Embeddings, RAG, AI Agents, and MCP

In this blog, I'll try to explain some of the most popular keywords that have been around in the last few months.

Embeddings

Embedding is a technique used to convert digital objects like images, text, audio, etc., into a numeric representation so that the ML model can understand them.

The embedding model is a neural network model that converts the object into a list of numbers. Google has developed a model called Word2Vec, and OpenAI also provides an API that you can use.

Technically, the embedding is represented as a vector, where the distance between two vectors reflects their relatedness.

embeddings

RAG

RAG, which stands for Retrieval-Augmented Generation, is another technique used to provide the LLM with information that it might not know.

For example, if you have a small business and created a website for it, and then you go to ChatGPT and ask about your business, it has to fetch the internet to find it. However, it might not find it if your website is not indexed yet.

So how does RAG work? You provide the LLM with the information it needs to answer your question in the question itself. It's as easy as that.

simple RAG

But the issue you will encounter is if you have large amounts of data that you need to provide to the LLM. For example, if you have a documentation website and want to add a chatbot that can answer users with accurate and up-to-date information.

In this case, what you need to do is provide only a piece of information that is related to the user's question.

To do so, we need to use semantic search.

Note

Semantic search is a technique where data is retrieved based on the meaning of the query rather than simply matching text like traditional search systems (LIKE in SQL, for example).

To implement semantic search, we need to use embeddings. Remember them? What we actually need to do is convert the large data that we have into embeddings and store them in a vector database to enable semantic search.

Tip

For better semantic search results, you can chunk and summarize the data you are embedding into small pieces. For example, in a help center, you can chunk the data by section. The more chunks, the better the results, as the search will be on a specific piece of information rather than the whole page.

simple RAG

If we want to implement this in pseudo code, it would look like this:

const data = ["path/to/data.md", "path/to/data.pdf", "..."];
const textData = [];
for (file in data) {
  const text = chunkAndSummarize(readFile(file));
  textData.push(text);
}
 
const embeddedData = textData.map((text) => {
  return openai.embedding.create({
    model: "...",
    input: text,
    encoding_format: "float",
  });
});
 
// Index must be created before it's used in Pinecone (index is just to separate data based on type or whatever you want)
pinecone.index.upsert([
  // ...
  {
    vectors: embeddedData[i],
    metadata: {
      context: textData[i],
      section: "How to install",
    },
  },
  // ...
]);
 
const searchResult = pinecone.index.search(userQuery);
 
const llmResponse = openai.completions.create({
  prompt: `
      Respond to the user query: ${userQuery}
 
      Use this information to respond:
      ${searchResult}
   `,
});
 
return llmResponse.output_text;

That's basically how to implement RAG. The code above is pseudo code for demonstration only. You can check the documentation of Pinecone or ChromaDB to learn how to store embedded data and search for them. Also, check OpenAI's documentation on how to create embeddings from data.

AI Agents

An AI Agent is basically an LLM that can take actions, such as executing functions, launching web browsers, etc.

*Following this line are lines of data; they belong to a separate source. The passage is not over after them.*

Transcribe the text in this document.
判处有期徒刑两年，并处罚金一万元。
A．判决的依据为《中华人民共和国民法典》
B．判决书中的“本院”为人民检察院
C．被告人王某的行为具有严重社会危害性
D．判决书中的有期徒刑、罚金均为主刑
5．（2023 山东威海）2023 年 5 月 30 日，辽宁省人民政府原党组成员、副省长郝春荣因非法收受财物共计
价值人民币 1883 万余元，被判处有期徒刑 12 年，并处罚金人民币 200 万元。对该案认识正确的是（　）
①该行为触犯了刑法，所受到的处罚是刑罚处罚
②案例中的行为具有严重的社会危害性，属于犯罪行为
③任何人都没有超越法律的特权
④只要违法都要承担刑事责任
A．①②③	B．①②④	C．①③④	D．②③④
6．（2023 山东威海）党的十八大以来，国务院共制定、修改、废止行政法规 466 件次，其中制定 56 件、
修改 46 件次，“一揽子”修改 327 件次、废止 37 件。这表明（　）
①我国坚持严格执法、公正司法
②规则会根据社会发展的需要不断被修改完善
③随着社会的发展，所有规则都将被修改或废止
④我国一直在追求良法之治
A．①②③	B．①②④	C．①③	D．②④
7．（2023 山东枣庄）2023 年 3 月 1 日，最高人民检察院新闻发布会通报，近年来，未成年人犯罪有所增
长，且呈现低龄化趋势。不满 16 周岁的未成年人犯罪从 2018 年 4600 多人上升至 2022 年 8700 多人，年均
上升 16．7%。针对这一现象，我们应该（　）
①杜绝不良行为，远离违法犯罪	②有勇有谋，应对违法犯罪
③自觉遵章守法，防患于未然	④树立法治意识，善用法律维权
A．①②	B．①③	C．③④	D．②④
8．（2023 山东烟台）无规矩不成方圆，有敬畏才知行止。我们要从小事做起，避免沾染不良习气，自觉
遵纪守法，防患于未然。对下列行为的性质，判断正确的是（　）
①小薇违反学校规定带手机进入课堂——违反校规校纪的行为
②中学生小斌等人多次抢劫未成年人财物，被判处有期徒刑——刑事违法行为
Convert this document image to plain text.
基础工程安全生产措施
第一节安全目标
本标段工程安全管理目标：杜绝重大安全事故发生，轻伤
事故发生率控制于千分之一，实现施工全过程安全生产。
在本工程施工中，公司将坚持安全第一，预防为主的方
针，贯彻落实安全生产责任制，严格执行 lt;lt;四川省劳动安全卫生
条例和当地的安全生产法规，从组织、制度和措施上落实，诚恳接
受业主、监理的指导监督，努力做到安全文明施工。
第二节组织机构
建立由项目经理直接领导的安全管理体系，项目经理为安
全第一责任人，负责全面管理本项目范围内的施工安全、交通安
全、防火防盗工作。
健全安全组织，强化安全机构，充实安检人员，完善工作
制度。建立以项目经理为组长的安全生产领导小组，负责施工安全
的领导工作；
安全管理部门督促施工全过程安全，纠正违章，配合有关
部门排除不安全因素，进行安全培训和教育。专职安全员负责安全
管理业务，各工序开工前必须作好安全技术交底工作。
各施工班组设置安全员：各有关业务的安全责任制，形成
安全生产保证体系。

OpenAI, Anthropic, and other leading LLM providers offer SDKs to build agents.

AI Agent workflow

You just define the tools, which are predefined schemas of the functions you want to execute. Based on the query you provide, the LLM knows which tool should be executed.

Example of a tools schema:

const tools = [
  {
    type: "function",
    function: {
      name: "get_weather",
      description: "Get the current temperature for a given location.",
      parameters: {
        type: "object",
        properties: {
          location: {
            type: "string",
            description: "City and country, e.g., Bogotá, Colombia",
          },
        },
        required: ["location"],
        additionalProperties: false,
      },
      strict: true,
    },
  },
];

Note

The LLM does not actually execute the function. It just returns a response that contains the function name and needed arguments, and you handle the execution.

Based on what you ask the LLM, it will return a response that includes the tool you need to execute. So if you ask, "What's the weather in Sousse now?", it will return a response like this:

const llmResponse = [
  {
    id: "call_12345xyz",
    type: "function",
    function: {
      name: "get_weather",
      arguments: '{"location":"Sousse, Tunisia"}',
    },
  },
];

All you have to do is execute the function.name in your code with the given arguments.

You can find a code example for implementing an AI Agent that provides the weather from a prompt.

MCP

MCP (Model Context Protocol) is simply a standard that defines how to build and interact with AI Agents.

MCP

The client and the MCP server connect using a transport layer, which can either be HTTP SSE if the server is hosted on the internet or STDIO if it's on your local machine.

Note

An example of a client is Cursor or the Claude desktop app. You can always build your own client, of course.

MCP is not just about tools; it has several features, making it a powerful standard for building AI Agents.